Hearing Bad Grammar Causes Physical Distress, Study Reveals.

A recent study has revealed something many of us have long felt before; witnessing grammar errors can cause adverse physical reactions, including activating the part of our sympathetic nervous system responsible for triggering the fight or flight response.

Researchers at the University of Birmingham have discovered a clear connection between bad grammar and heart rate variability (HRV). HRV tracks changes in the time intervals between heartbeats. These changes are managed by the basic autonomic nervous system (ANS), which handles tasks like controlling heart rate, blood pressure, breathing, and digestion.

When a person is relaxed, the intervals between heartbeats tend to vary, but they become more consistent when exposed to stressful situations. In this study, stressors included grammatical errors such as incorrect tense, sentence structure, singular-plural mix-ups, double negatives, and misplaced commas.

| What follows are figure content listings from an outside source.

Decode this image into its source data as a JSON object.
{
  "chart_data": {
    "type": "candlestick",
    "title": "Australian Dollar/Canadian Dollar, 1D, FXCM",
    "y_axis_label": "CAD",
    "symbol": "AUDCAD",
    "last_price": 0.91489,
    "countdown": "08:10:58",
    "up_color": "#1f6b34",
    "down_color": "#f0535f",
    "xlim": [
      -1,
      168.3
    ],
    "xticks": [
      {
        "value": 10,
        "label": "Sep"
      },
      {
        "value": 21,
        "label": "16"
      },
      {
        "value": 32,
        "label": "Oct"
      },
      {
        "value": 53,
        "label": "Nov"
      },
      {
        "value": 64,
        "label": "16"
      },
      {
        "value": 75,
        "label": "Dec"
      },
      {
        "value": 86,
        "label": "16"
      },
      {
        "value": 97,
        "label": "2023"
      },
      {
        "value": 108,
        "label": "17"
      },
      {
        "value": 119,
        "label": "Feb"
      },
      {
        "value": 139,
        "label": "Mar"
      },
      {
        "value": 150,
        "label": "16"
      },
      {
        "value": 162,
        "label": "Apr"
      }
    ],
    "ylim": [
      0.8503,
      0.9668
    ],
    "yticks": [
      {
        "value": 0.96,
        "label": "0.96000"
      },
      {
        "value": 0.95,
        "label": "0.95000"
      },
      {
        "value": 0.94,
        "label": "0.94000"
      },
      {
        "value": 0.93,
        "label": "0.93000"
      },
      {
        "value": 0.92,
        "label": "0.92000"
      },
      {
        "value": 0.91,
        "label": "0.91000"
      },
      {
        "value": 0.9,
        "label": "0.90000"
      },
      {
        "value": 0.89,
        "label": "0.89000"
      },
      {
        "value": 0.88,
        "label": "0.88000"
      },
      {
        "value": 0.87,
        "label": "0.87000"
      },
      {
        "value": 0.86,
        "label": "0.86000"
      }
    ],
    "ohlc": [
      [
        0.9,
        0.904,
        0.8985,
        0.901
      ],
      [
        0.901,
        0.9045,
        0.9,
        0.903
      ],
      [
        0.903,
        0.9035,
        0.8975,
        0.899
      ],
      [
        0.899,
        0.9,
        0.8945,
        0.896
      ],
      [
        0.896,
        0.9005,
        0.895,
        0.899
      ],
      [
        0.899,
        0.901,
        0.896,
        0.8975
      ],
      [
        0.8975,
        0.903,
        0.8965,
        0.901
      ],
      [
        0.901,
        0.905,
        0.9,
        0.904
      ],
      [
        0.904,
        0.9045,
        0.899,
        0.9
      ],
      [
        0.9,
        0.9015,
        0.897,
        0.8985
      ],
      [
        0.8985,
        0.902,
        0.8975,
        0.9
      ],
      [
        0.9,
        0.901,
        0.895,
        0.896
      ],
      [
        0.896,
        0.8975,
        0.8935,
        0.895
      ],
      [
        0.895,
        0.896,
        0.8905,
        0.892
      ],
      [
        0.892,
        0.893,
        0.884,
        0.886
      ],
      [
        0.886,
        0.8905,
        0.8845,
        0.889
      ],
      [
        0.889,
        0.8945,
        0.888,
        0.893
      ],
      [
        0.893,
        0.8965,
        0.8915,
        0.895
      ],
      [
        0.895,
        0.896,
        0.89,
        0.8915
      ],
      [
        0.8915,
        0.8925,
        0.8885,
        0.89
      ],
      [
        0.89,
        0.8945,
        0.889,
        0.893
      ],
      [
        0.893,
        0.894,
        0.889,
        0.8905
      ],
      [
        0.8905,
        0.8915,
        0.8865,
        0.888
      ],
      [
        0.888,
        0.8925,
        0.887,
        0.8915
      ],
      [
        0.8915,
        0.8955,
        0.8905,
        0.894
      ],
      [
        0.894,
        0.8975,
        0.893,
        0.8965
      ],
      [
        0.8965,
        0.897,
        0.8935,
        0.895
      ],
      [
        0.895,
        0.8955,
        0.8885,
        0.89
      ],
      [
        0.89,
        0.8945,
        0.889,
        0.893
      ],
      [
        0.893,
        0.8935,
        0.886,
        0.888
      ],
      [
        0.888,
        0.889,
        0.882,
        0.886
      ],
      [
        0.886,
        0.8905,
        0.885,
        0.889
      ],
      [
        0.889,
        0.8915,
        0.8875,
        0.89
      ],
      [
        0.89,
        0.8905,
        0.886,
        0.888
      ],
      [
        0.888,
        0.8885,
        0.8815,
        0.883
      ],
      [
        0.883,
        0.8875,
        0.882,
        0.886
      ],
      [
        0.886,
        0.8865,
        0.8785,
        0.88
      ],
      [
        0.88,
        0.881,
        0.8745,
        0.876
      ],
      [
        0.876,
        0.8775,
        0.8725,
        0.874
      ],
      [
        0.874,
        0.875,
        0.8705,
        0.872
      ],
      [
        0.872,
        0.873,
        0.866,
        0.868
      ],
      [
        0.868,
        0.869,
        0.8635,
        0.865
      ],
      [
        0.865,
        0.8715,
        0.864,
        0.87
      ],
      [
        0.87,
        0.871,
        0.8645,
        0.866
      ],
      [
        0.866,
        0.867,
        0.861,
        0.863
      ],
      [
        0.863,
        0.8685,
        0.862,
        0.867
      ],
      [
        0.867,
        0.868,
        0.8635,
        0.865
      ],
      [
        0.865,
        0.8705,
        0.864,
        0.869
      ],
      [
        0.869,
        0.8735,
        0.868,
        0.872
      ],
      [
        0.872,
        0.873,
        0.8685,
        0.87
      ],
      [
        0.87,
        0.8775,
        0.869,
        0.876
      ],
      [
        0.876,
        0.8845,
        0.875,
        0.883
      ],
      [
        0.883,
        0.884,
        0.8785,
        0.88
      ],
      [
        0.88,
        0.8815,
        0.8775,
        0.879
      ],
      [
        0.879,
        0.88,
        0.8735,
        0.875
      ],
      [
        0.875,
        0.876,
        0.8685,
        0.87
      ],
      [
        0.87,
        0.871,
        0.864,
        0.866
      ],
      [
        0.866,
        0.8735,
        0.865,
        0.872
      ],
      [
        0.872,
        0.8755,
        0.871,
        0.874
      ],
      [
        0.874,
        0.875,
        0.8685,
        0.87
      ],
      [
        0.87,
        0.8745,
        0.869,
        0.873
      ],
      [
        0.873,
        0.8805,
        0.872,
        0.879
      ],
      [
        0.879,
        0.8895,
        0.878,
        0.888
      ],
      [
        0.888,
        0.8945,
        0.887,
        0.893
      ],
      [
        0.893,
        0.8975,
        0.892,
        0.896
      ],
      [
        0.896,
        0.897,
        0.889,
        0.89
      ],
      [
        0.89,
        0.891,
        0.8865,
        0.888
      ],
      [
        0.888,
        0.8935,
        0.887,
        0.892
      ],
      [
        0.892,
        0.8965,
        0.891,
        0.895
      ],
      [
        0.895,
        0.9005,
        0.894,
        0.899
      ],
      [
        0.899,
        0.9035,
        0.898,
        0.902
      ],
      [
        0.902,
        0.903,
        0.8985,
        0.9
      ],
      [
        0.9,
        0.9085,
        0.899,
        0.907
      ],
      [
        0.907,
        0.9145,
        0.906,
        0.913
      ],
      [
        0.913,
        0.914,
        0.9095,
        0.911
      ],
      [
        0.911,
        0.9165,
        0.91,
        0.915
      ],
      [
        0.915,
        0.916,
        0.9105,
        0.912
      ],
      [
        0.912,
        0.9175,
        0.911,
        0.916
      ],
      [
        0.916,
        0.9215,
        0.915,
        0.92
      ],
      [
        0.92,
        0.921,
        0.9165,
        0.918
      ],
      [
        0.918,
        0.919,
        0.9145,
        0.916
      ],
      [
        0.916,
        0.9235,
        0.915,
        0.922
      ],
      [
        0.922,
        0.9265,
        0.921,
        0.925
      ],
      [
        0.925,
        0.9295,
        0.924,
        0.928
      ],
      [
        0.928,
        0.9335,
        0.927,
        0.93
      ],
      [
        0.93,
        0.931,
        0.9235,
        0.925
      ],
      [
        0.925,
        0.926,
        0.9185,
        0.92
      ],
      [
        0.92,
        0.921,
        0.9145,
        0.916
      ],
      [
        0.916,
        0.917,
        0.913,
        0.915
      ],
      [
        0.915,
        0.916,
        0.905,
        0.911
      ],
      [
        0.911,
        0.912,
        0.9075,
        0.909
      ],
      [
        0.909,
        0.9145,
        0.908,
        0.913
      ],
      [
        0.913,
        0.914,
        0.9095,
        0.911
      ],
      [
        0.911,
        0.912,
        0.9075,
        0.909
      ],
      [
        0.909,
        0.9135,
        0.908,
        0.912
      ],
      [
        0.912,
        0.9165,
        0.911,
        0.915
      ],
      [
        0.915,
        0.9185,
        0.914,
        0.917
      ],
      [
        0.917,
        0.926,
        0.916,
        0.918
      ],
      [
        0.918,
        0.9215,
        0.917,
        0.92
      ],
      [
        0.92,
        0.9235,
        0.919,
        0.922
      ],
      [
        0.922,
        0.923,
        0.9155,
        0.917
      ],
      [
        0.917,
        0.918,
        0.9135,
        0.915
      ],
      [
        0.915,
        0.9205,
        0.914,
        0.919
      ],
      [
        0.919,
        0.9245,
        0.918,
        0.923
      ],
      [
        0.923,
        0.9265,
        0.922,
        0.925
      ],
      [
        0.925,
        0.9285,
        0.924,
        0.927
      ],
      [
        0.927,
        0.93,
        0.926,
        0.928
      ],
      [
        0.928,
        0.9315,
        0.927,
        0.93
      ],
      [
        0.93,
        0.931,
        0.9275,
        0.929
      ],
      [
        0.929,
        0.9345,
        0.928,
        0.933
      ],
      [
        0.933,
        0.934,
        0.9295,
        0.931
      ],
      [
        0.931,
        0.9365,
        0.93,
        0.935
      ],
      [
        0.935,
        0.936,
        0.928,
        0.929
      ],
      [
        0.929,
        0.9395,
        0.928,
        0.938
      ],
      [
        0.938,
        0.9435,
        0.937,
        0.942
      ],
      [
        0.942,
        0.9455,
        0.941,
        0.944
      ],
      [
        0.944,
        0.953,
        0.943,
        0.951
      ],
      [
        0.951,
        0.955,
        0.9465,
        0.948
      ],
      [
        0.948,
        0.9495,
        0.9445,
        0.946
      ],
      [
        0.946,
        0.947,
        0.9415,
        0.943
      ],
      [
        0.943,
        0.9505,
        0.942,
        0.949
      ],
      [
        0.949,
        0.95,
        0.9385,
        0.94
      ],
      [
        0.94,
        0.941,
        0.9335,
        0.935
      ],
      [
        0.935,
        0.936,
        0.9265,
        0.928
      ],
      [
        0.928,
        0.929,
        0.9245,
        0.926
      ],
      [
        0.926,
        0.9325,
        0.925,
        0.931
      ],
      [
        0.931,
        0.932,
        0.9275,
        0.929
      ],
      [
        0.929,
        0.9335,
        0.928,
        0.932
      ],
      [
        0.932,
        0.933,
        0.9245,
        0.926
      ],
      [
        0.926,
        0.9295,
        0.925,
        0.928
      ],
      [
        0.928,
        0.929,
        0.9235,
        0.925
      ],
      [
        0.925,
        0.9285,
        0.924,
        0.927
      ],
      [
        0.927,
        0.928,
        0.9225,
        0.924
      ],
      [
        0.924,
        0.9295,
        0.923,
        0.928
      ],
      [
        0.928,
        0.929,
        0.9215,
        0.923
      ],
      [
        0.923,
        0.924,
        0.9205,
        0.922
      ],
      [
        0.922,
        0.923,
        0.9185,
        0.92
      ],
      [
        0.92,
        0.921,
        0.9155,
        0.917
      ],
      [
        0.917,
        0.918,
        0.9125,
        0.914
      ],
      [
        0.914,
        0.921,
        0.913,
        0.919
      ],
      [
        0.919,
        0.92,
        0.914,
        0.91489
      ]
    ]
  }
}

“These findings shed light on a new aspect of the complex connection between our body’s functions and our thinking processes,” explained Dagmar Divjak, Professorial Research Fellow in Cognitive Linguistics and Language Cognition at the University of Birmingham. “While previous research has explored this relationship using methods like eye-tracking, electroencephalography, and brain imaging, the link between language understanding and the autonomic nervous system (ANS) has received less attention until now.”

The study involved 41 healthy British adults, aged 18 to 44, who were proficient in English and had no learning disabilities or heart issues. They were presented with 40 written passages, which were read aloud by four different speakers, resulting in 160 speech samples. The passages varied in length and contained different types of errors. Throughout the exercise, their cardiovascular activity and blood volume pulse (BVP) signal were continuously monitored. Additionally, participants provided feedback on the samples through surveys after the study.

Here’s an example of a passage with errors (read it at your own risk):

“I think that culture is one of the areas most affected by a globalisation and it’s hard to say whether it is the positive or negative impact. I think that thanks to a globalisation, people all around the world listen to same music, watch the same movies, and read same books. They can discuss the same issues with each other, and understand each other better, because they know what they are talking about.”

As expected, the findings demonstrated a notable connection between sentences containing errors and a decrease in HRV.

“The ANS comprises two parts: the sympathetic (SNS) and the parasympathetic (PNS) nervous system,” said Divjak. “Simply put, the sympathetic nervous system activates the ‘fight or flight’ response during a threat or perceived danger, while the parasympathetic nervous system controls the ‘rest and digest’ or ‘feed and breed’ functions of the body. Our findings show that this system, too, responds to cognitive demands, and this suggests that cognitive effort reverberates through the physiological system in more ways than previously thought.”

The autonomic nervous system (ANS) is also monitored during lie-detector tests, which assess the physiological reactions that may occur when individuals are questioned about hidden information.

“Departures from linguistic normality trigger a clear cardiovascular reaction, and thereby reveal linguistic knowledge on the part of the individual without the need for explicit articulation,” the researchers noted in the study. “This observation brings into focus a new dimension of the intricate relationship between physiology and cognition, suggesting that cognitive effort reverberates through the physiological system in more ways than previously thought.”

The study was published in the Journal of Neurolinguistics.